Plusieurs dispositions ne nécessitant pas de mesures réglementaires d'application ont été rapidement effectives. Il s'agit, notamment, des dispositions relatives à l'organisation de la justice ou à l'office du juge en matière d'assistance éducative, définies à l'article 26. Ce texte prévoit l'audition systématique du mineur capable de discernement par le juge, et la désignation d'office ou à la demande de l'ASE, d'un avocat pour l'enfant capable de discernement, lorsque son intérêt l'exige.
Les mesures relatives à la rémunération des assistants familiaux, prévues à l'article 28, ont été mises en œuvre rapidement. Le décret n° 2022-1209 du 31 août 2022 a détaillé les nouvelles modalités de détermination de la rémunération, qui se sont appliquées dès le 1er septembre 2022.

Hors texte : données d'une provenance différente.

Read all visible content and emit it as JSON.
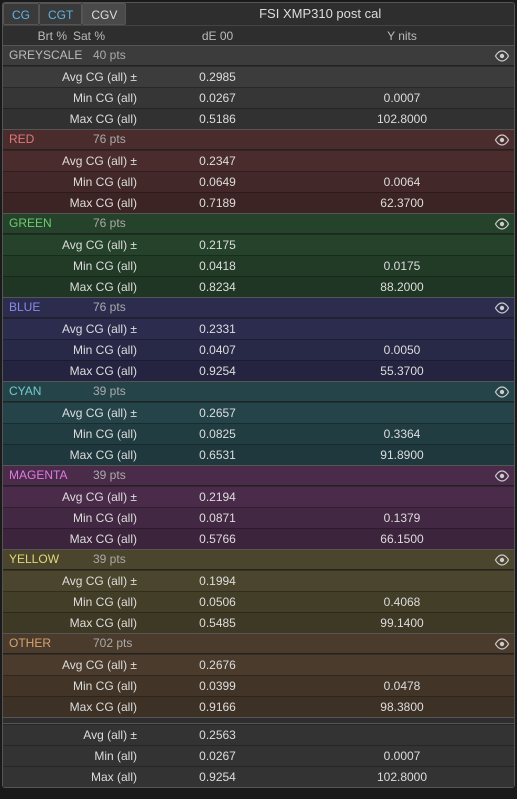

La procédure de traitement des informations préoccupantes prévue à l'article 24, a également été effective fin 2022, avec le décret n° 2022-1697 du 29 décembre 2022 et le décret n° 2022-1698 du 30 décembre 2022, portant respectivement sur l'information des personnes ayant signalé une information préoccupante, et approuvant le référentiel national d'évaluation des situations de danger ou de risque de danger pour l'enfant.
S'agissant des dispositions relatives à la gouvernance, la refonte des instances existantes au sein d'un groupement d'intérêt public (GIP) prévue à l'article 36, est pleinement effective depuis le 1er janvier 2023. La convention constitutive du GIP France enfance protégée a été approuvée par l'arrêté du 10 décembre 2022.
Le décret n° 2022-1729 du 30 décembre 2022, a par ailleurs redéfini les missions du Conseil national de la protection de l'enfance (CNPE), ainsi que la composition de ses cinq collèges.
En ce qui concerne l'échelon départemental, l'article 37 avait prévu la mise en place, à titre expérimental et dans les départements volontaires, d'un comité départemental pour la protection de l'enfance (CDPE). Le décret n° 2022-1730 du 30 décembre 2022 est venu préciser la composition du CDPE et déterminer ses modalités de réunion et d'organisation ainsi que son articulation avec l'observatoire départemental de la protection de l'enfance. La liste des dix départements volontaires, que nous saluons, a également été précisée par un décret du 29 mars 2023. Ces départements sont les Bouches-du-Rhône, le Cher, la Drôme, l'Eure-et-Loir, le Loiret, le Maine-et-Loire, le Nord, les Pyrénées-Atlantiques, le Pas-de-Calais et la Somme.